Now, what is homeomorphic to $P$? My intuition says that it must be a semicircle. But couldn't construct a homeomorphism.
 A: I think your space is homeomorphic to the real projective line $\mathbb{R}P^1$.
$\mathbb{R}P^1$ is space of one dimensional subspaces of $\mathbb{R}^2$. Look at wiki page, as you can see real projective line is homeomorphic to $S^1$. So what you get after your construction is circle again.
In fact if you do your construction in more dimensions. Take $S^n$ and glue antipodal points and you get $\mathbb{R}P^n$. But for example in two dimensions $\mathbb{R}P^2$ is not homeomorphic to sphere since real projective plane has genus 1.
A: Identify antipodal points on the circle:

Form the identification space:

Moving along this space, you come back to where you started... just like on a circle:

(original gifs here and here; I joined them because when they load at different times in the browser, they don't stay in sync)
This correspondence between the points of $P$ and the points of $S^1$ is a homeomorphism.

PlotUpTo[angle_, colorscale_] := 
 ParametricPlot[{Cos[t], Sin[t]}, {t, 0, angle}, PlotStyle -> Thickness[0.05],
 ColorFunctionScaling -> False,
 ColorFunction -> Function[{x, y}, Hue[colorscale (Arg[-x - I y] + Pi)/(2 Pi )]],
 PlotRange -> All, PlotRangeClipping -> False, ImageSize -> {300}, Axes -> None]

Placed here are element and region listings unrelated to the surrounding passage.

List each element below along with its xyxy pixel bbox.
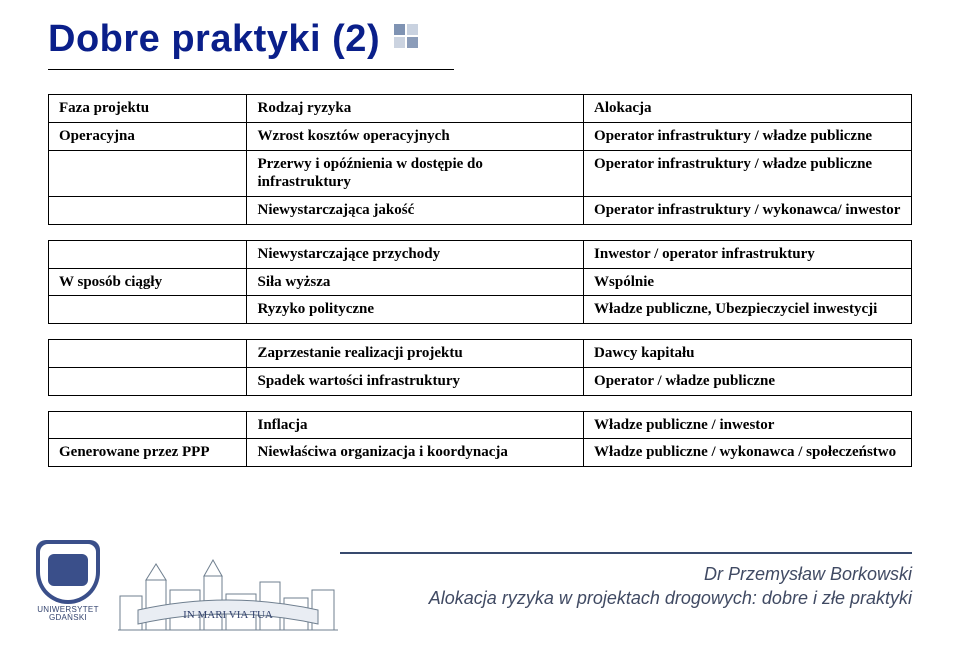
table-cell: Dawcy kapitału — [584, 340, 912, 368]
table-cell: Przerwy i opóźnienia w dostępie do infra… — [247, 150, 584, 197]
table-cell: Operator / władze publiczne — [584, 367, 912, 395]
table-cell: Niewystarczające przychody — [247, 240, 584, 268]
page-title: Dobre praktyki (2) — [48, 18, 380, 61]
table-cell: Inflacja — [247, 411, 584, 439]
group-spacer — [49, 224, 912, 240]
table-cell: Alokacja — [584, 95, 912, 123]
table-cell: Niewłaściwa organizacja i koordynacja — [247, 439, 584, 467]
table-row: Generowane przez PPPNiewłaściwa organiza… — [49, 439, 912, 467]
table-cell: Rodzaj ryzyka — [247, 95, 584, 123]
footer-rule — [340, 552, 912, 554]
table-cell: Faza projektu — [49, 95, 247, 123]
dot-4 — [407, 37, 418, 48]
table-cell — [49, 340, 247, 368]
table-row: Spadek wartości infrastrukturyOperator /… — [49, 367, 912, 395]
footer: Dr Przemysław Borkowski Alokacja ryzyka … — [0, 534, 960, 646]
university-logo: UNIWERSYTET GDAŃSKI — [24, 540, 112, 640]
table-cell — [49, 150, 247, 197]
subtitle-line: Alokacja ryzyka w projektach drogowych: … — [429, 586, 912, 610]
table-cell: Władze publiczne / wykonawca / społeczeń… — [584, 439, 912, 467]
table-cell: Władze publiczne / inwestor — [584, 411, 912, 439]
table-cell: Ryzyko polityczne — [247, 296, 584, 324]
table-cell: Zaprzestanie realizacji projektu — [247, 340, 584, 368]
table-cell — [49, 296, 247, 324]
title-underline — [48, 69, 454, 70]
table-cell — [49, 367, 247, 395]
table-row: InflacjaWładze publiczne / inwestor — [49, 411, 912, 439]
table-cell: Niewystarczająca jakość — [247, 197, 584, 225]
logo-caption-l2: GDAŃSKI — [49, 613, 87, 622]
table-cell — [49, 411, 247, 439]
logo-caption: UNIWERSYTET GDAŃSKI — [24, 606, 112, 623]
table-cell — [49, 197, 247, 225]
logo-shield-icon — [36, 540, 100, 604]
table-cell: Operacyjna — [49, 122, 247, 150]
city-illustration-svg: IN MARI VIA TUA — [118, 550, 338, 636]
illus-banner-text: IN MARI VIA TUA — [183, 609, 273, 621]
table-row: Niewystarczająca jakośćOperator infrastr… — [49, 197, 912, 225]
table-row: W sposób ciągłySiła wyższaWspólnie — [49, 268, 912, 296]
dot-2 — [407, 24, 418, 35]
table-row: OperacyjnaWzrost kosztów operacyjnychOpe… — [49, 122, 912, 150]
table-cell — [49, 240, 247, 268]
table-row: Przerwy i opóźnienia w dostępie do infra… — [49, 150, 912, 197]
table-cell: W sposób ciągły — [49, 268, 247, 296]
table-cell: Wspólnie — [584, 268, 912, 296]
table-cell: Wzrost kosztów operacyjnych — [247, 122, 584, 150]
table-row: Ryzyko polityczneWładze publiczne, Ubezp… — [49, 296, 912, 324]
city-illustration: IN MARI VIA TUA — [118, 550, 338, 636]
table-cell: Władze publiczne, Ubezpieczyciel inwesty… — [584, 296, 912, 324]
table-cell: Operator infrastruktury / władze publicz… — [584, 122, 912, 150]
title-row: Dobre praktyki (2) — [48, 18, 912, 61]
footer-text-block: Dr Przemysław Borkowski Alokacja ryzyka … — [429, 562, 912, 611]
table-cell: Spadek wartości infrastruktury — [247, 367, 584, 395]
table-row: Faza projektuRodzaj ryzykaAlokacja — [49, 95, 912, 123]
group-spacer — [49, 395, 912, 411]
dot-3 — [394, 37, 405, 48]
table-row: Niewystarczające przychodyInwestor / ope… — [49, 240, 912, 268]
dot-1 — [394, 24, 405, 35]
table-cell: Operator infrastruktury / wykonawca/ inw… — [584, 197, 912, 225]
table-cell: Siła wyższa — [247, 268, 584, 296]
table-cell: Operator infrastruktury / władze publicz… — [584, 150, 912, 197]
title-dots — [394, 24, 418, 48]
table-row: Zaprzestanie realizacji projektuDawcy ka… — [49, 340, 912, 368]
table-cell: Generowane przez PPP — [49, 439, 247, 467]
group-spacer — [49, 324, 912, 340]
practices-table: Faza projektuRodzaj ryzykaAlokacjaOperac… — [48, 94, 912, 467]
author-line: Dr Przemysław Borkowski — [429, 562, 912, 586]
table-cell: Inwestor / operator infrastruktury — [584, 240, 912, 268]
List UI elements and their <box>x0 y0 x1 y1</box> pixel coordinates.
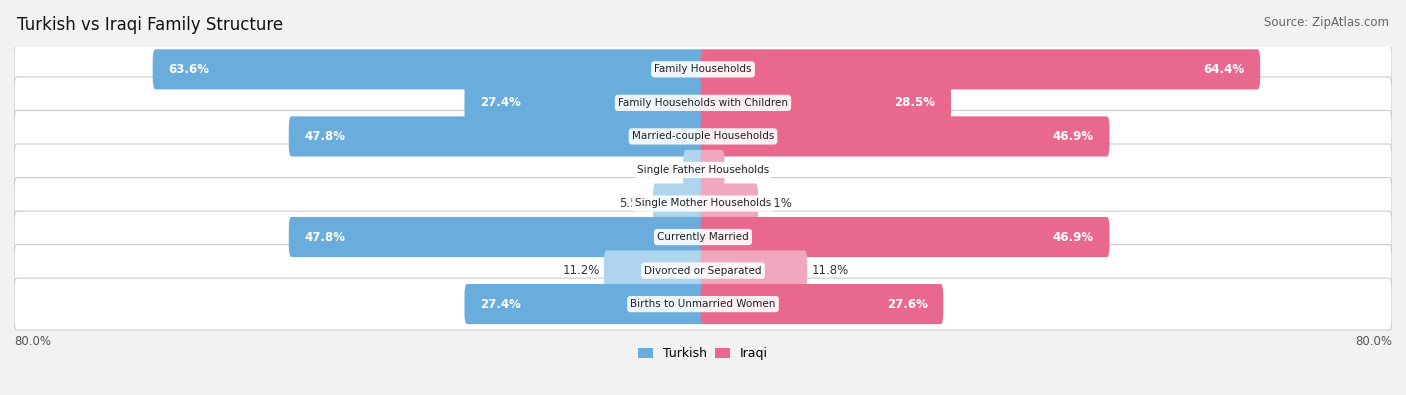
Text: 63.6%: 63.6% <box>169 63 209 76</box>
Text: 64.4%: 64.4% <box>1204 63 1244 76</box>
Text: 5.5%: 5.5% <box>619 197 648 210</box>
FancyBboxPatch shape <box>153 49 706 89</box>
Text: Divorced or Separated: Divorced or Separated <box>644 265 762 276</box>
Text: 46.9%: 46.9% <box>1053 231 1094 244</box>
Legend: Turkish, Iraqi: Turkish, Iraqi <box>633 342 773 365</box>
FancyBboxPatch shape <box>14 245 1392 297</box>
FancyBboxPatch shape <box>14 43 1392 95</box>
Text: Family Households: Family Households <box>654 64 752 74</box>
FancyBboxPatch shape <box>605 250 706 291</box>
FancyBboxPatch shape <box>683 150 706 190</box>
Text: 6.1%: 6.1% <box>762 197 793 210</box>
Text: 27.4%: 27.4% <box>479 96 520 109</box>
FancyBboxPatch shape <box>14 211 1392 263</box>
FancyBboxPatch shape <box>700 49 1260 89</box>
FancyBboxPatch shape <box>700 217 1109 257</box>
FancyBboxPatch shape <box>288 117 706 156</box>
FancyBboxPatch shape <box>288 217 706 257</box>
Text: 28.5%: 28.5% <box>894 96 935 109</box>
FancyBboxPatch shape <box>14 278 1392 330</box>
Text: 11.8%: 11.8% <box>811 264 849 277</box>
FancyBboxPatch shape <box>700 150 724 190</box>
Text: 46.9%: 46.9% <box>1053 130 1094 143</box>
FancyBboxPatch shape <box>700 83 950 123</box>
Text: Married-couple Households: Married-couple Households <box>631 132 775 141</box>
Text: 80.0%: 80.0% <box>14 335 51 348</box>
Text: 2.2%: 2.2% <box>728 164 759 177</box>
FancyBboxPatch shape <box>14 77 1392 129</box>
FancyBboxPatch shape <box>14 177 1392 229</box>
Text: Births to Unmarried Women: Births to Unmarried Women <box>630 299 776 309</box>
FancyBboxPatch shape <box>652 183 706 224</box>
Text: Currently Married: Currently Married <box>657 232 749 242</box>
Text: Single Mother Households: Single Mother Households <box>636 199 770 209</box>
Text: 27.6%: 27.6% <box>887 297 928 310</box>
Text: Turkish vs Iraqi Family Structure: Turkish vs Iraqi Family Structure <box>17 16 283 34</box>
FancyBboxPatch shape <box>700 250 807 291</box>
Text: Source: ZipAtlas.com: Source: ZipAtlas.com <box>1264 16 1389 29</box>
FancyBboxPatch shape <box>700 117 1109 156</box>
FancyBboxPatch shape <box>14 144 1392 196</box>
Text: 80.0%: 80.0% <box>1355 335 1392 348</box>
FancyBboxPatch shape <box>14 111 1392 162</box>
Text: 27.4%: 27.4% <box>479 297 520 310</box>
Text: Single Father Households: Single Father Households <box>637 165 769 175</box>
FancyBboxPatch shape <box>464 284 706 324</box>
FancyBboxPatch shape <box>700 284 943 324</box>
Text: 47.8%: 47.8% <box>304 130 346 143</box>
Text: 47.8%: 47.8% <box>304 231 346 244</box>
FancyBboxPatch shape <box>464 83 706 123</box>
Text: 11.2%: 11.2% <box>562 264 599 277</box>
Text: Family Households with Children: Family Households with Children <box>619 98 787 108</box>
Text: 2.0%: 2.0% <box>650 164 679 177</box>
FancyBboxPatch shape <box>700 183 758 224</box>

AnimatedMarker[time_, speed_] := Graphics[{PointSize[0.05], 
 Point[{Cos[speed 2 Pi time], Sin[speed 2 Pi time]}],
 White, PointSize[0.03], Point[{Cos[speed 2 Pi time], Sin[speed 2 Pi time]}]}]

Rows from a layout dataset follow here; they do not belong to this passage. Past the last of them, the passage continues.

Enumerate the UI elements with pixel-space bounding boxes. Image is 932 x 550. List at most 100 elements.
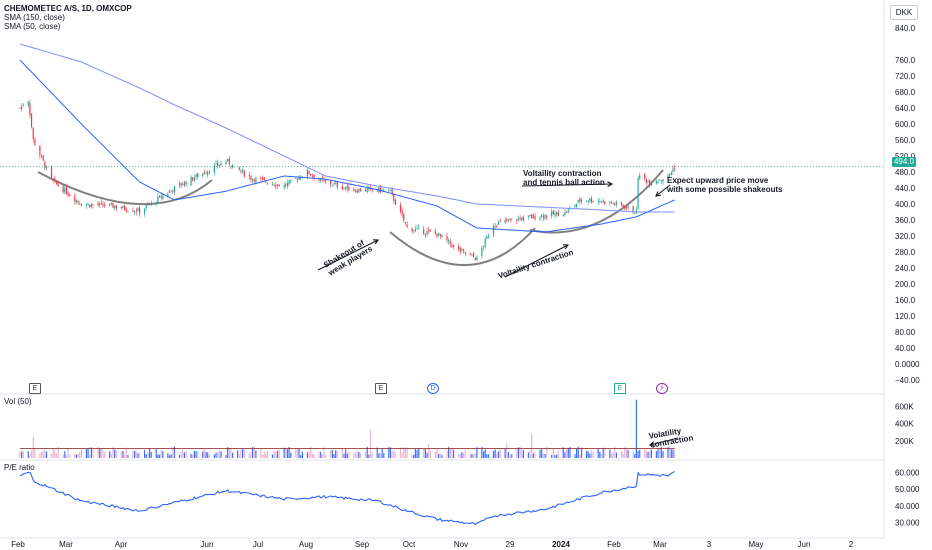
earnings-marker-2[interactable]: E — [375, 383, 387, 394]
candle — [655, 181, 657, 184]
volume-bar — [655, 451, 657, 458]
volume-bar — [122, 451, 124, 458]
candle — [50, 166, 53, 179]
candle — [288, 180, 290, 185]
split-marker[interactable]: ⚡ — [656, 383, 668, 394]
candle — [542, 216, 544, 218]
candle — [592, 201, 594, 202]
candle — [597, 200, 599, 202]
dividend-marker[interactable]: D — [427, 383, 439, 394]
candle — [660, 180, 662, 182]
volume-bar — [426, 452, 428, 458]
candle — [637, 177, 639, 210]
volume-legend: Vol (50) — [4, 397, 32, 406]
volume-bar — [133, 450, 136, 458]
candle — [551, 211, 553, 217]
volume-bar — [40, 451, 43, 458]
volume-bar — [44, 449, 46, 458]
time-tick-label: Mar — [653, 540, 667, 549]
candle — [391, 188, 393, 194]
volume-bar — [567, 448, 569, 458]
candle — [670, 172, 672, 176]
candle — [217, 162, 219, 166]
candle — [529, 215, 531, 216]
candle — [85, 204, 88, 206]
volume-bar — [242, 449, 244, 458]
candle — [557, 212, 559, 217]
candle — [650, 183, 652, 186]
candle — [449, 241, 451, 245]
volume-bar — [162, 451, 164, 458]
candle — [446, 235, 448, 241]
note-vc-tennis-line1: Voltaility contraction — [523, 169, 602, 178]
volume-bar — [399, 447, 402, 458]
candle — [577, 199, 579, 203]
candle — [242, 169, 244, 172]
volume-bar — [99, 448, 101, 458]
volume-bar — [637, 450, 639, 458]
volume-bar — [97, 446, 99, 458]
earnings-marker-3[interactable]: E — [614, 383, 626, 394]
volume-bar — [92, 449, 94, 458]
volume-bar — [114, 449, 116, 458]
volume-bar — [132, 450, 134, 458]
candle — [29, 102, 31, 116]
price-tick-label: 120.0 — [895, 312, 916, 321]
candle — [539, 217, 541, 221]
candle — [52, 179, 54, 181]
candle — [64, 187, 66, 193]
candle — [99, 202, 101, 206]
candle — [275, 185, 277, 187]
candle — [325, 179, 327, 182]
candle — [522, 216, 525, 222]
price-tick-label: 760.0 — [895, 56, 916, 65]
volume-bar — [178, 455, 181, 458]
volume-bar — [104, 451, 106, 458]
price-tick-label: 320.0 — [895, 232, 916, 241]
volume-bar — [228, 448, 230, 458]
candle — [220, 162, 222, 166]
candle — [167, 193, 169, 197]
candle — [647, 181, 649, 183]
price-tick-label: 280.0 — [895, 248, 916, 257]
volume-bar — [541, 449, 543, 458]
volume-bar — [449, 448, 451, 458]
candle — [243, 170, 245, 177]
candle — [197, 173, 199, 178]
volume-bar — [476, 447, 478, 458]
candle — [114, 206, 116, 210]
volume-bar — [438, 453, 440, 458]
volume-bar — [599, 451, 601, 458]
price-tick-label: 0.0000 — [895, 360, 920, 369]
currency-button[interactable]: DKK — [890, 5, 918, 20]
volume-bar — [532, 453, 534, 458]
volume-bar — [285, 447, 287, 458]
candle — [552, 210, 554, 215]
earnings-marker-1[interactable]: E — [29, 383, 41, 394]
volume-bar — [325, 454, 327, 458]
candle — [353, 189, 355, 192]
candle — [75, 200, 78, 203]
candle — [122, 205, 124, 208]
pe-tick-label: 30.000 — [895, 519, 920, 528]
candle — [359, 188, 362, 192]
volume-bar — [659, 448, 661, 458]
volume-bar — [318, 451, 320, 458]
volume-bar — [230, 447, 232, 458]
volume-bar — [203, 448, 205, 458]
candle — [55, 181, 58, 184]
volume-bar — [519, 446, 521, 458]
note-expect-line2: with some possible shakeouts — [667, 185, 783, 194]
price-tick-label: 720.0 — [895, 72, 916, 81]
candle — [311, 175, 313, 177]
volume-bar — [434, 452, 436, 458]
volume-bar — [311, 453, 313, 458]
volume-bar — [522, 449, 525, 458]
candle — [182, 184, 184, 185]
candle — [669, 174, 671, 175]
volume-bar — [369, 429, 372, 458]
volume-bar — [624, 447, 626, 458]
candle — [57, 183, 59, 186]
volume-bar — [341, 448, 343, 458]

AnimatedPlot[angle_, colorscale_, time_, speed_] := 
 Show[PlotUpTo[angle, colorscale], AnimatedMarker[time, speed]]

Export["animation.gif", Table[Rasterize[
 TableForm[{{AnimatedPlot[Pi, 2, t, 1/2]}, {AnimatedPlot[2 Pi, 1, t, 1]}},
 TableSpacing -> {10, 0}]], {t, 0, 1, 0.01}], "DisplayDurations" -> {0.04}]

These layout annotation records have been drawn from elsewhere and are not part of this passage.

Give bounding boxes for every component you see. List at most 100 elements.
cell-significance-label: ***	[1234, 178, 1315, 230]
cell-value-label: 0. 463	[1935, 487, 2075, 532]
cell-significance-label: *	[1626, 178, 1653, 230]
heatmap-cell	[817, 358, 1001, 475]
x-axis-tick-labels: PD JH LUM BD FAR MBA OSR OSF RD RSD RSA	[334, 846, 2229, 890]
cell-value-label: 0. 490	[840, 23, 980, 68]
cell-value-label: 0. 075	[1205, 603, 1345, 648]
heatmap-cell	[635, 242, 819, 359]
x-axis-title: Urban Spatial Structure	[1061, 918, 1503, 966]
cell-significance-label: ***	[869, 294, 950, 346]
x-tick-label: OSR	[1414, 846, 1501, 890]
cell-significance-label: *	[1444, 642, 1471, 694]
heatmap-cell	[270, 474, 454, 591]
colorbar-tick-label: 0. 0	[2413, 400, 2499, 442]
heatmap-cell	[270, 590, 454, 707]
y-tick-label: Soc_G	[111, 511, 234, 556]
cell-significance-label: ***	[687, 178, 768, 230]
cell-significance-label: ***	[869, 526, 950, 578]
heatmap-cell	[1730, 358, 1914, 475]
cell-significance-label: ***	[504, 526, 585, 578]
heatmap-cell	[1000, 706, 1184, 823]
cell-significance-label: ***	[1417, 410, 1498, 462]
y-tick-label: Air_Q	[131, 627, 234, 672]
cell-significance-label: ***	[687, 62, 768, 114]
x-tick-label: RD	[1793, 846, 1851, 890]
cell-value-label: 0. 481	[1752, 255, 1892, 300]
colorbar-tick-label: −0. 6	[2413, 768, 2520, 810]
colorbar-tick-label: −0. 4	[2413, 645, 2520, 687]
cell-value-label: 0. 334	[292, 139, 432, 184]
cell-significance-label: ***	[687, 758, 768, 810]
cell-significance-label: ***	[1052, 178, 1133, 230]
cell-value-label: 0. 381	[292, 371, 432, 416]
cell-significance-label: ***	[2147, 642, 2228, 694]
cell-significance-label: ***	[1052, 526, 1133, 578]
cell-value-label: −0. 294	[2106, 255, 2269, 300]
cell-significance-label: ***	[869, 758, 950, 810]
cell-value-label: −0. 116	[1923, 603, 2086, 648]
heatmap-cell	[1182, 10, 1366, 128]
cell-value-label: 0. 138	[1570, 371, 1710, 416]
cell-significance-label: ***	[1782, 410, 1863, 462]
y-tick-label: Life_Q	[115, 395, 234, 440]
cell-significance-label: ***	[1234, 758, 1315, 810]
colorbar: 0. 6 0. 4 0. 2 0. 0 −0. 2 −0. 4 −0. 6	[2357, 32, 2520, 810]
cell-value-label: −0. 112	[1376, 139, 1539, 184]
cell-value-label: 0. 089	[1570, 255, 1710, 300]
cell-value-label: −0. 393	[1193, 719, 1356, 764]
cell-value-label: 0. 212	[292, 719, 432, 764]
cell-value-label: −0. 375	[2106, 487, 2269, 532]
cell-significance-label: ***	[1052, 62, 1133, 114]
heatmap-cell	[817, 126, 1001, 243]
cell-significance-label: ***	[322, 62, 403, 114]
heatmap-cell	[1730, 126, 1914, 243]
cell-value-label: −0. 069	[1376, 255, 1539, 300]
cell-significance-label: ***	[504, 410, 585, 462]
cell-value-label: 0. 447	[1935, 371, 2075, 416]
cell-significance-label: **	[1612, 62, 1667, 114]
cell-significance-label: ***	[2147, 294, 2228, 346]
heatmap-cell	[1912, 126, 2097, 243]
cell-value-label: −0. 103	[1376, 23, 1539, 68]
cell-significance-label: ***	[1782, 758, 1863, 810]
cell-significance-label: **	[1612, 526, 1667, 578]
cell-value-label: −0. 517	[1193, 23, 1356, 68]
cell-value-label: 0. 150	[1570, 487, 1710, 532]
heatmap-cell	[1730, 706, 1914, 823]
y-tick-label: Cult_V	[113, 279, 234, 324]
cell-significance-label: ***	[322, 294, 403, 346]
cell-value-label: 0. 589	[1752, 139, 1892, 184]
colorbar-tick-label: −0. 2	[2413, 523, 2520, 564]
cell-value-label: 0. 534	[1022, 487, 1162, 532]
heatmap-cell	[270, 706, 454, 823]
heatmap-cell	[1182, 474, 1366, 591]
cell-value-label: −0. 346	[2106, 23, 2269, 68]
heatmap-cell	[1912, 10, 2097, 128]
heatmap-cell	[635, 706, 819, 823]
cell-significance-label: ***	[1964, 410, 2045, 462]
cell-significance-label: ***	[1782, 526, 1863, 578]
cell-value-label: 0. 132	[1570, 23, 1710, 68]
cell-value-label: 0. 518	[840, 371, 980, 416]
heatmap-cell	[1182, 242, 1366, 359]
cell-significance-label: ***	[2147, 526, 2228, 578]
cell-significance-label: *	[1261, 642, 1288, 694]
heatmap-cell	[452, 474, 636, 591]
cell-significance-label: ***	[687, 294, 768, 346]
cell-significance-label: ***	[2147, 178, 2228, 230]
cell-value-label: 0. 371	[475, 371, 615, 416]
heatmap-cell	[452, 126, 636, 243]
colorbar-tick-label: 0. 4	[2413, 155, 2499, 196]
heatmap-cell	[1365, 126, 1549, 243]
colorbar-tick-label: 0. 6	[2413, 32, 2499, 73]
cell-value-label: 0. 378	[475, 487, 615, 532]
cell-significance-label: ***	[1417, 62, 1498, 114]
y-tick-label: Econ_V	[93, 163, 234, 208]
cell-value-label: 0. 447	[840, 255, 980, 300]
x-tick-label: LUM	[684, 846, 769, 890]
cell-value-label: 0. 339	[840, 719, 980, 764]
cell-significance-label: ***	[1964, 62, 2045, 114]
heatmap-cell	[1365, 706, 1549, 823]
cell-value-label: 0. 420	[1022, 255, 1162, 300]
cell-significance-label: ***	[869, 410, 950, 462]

A: Start with $S^1$, as in the first figure below. Hold it at $c'$ and $c$, and flip the righthand side over to form an $\infty$ sign, as in the second figure. Now fold the loops together into a single loop, as in the third figure. Everything matches up properly to give you your quotient space: it’s $S^1$ again.

A: Consider the (complex) function $f(z) = z^2$ from the circle onto itself (seeing the plane as the complex plane). This identifies exactly the antipodal points on the circle. So this map induces a homeomporphism between $S^1$ modulo this equivalence and $S^1$.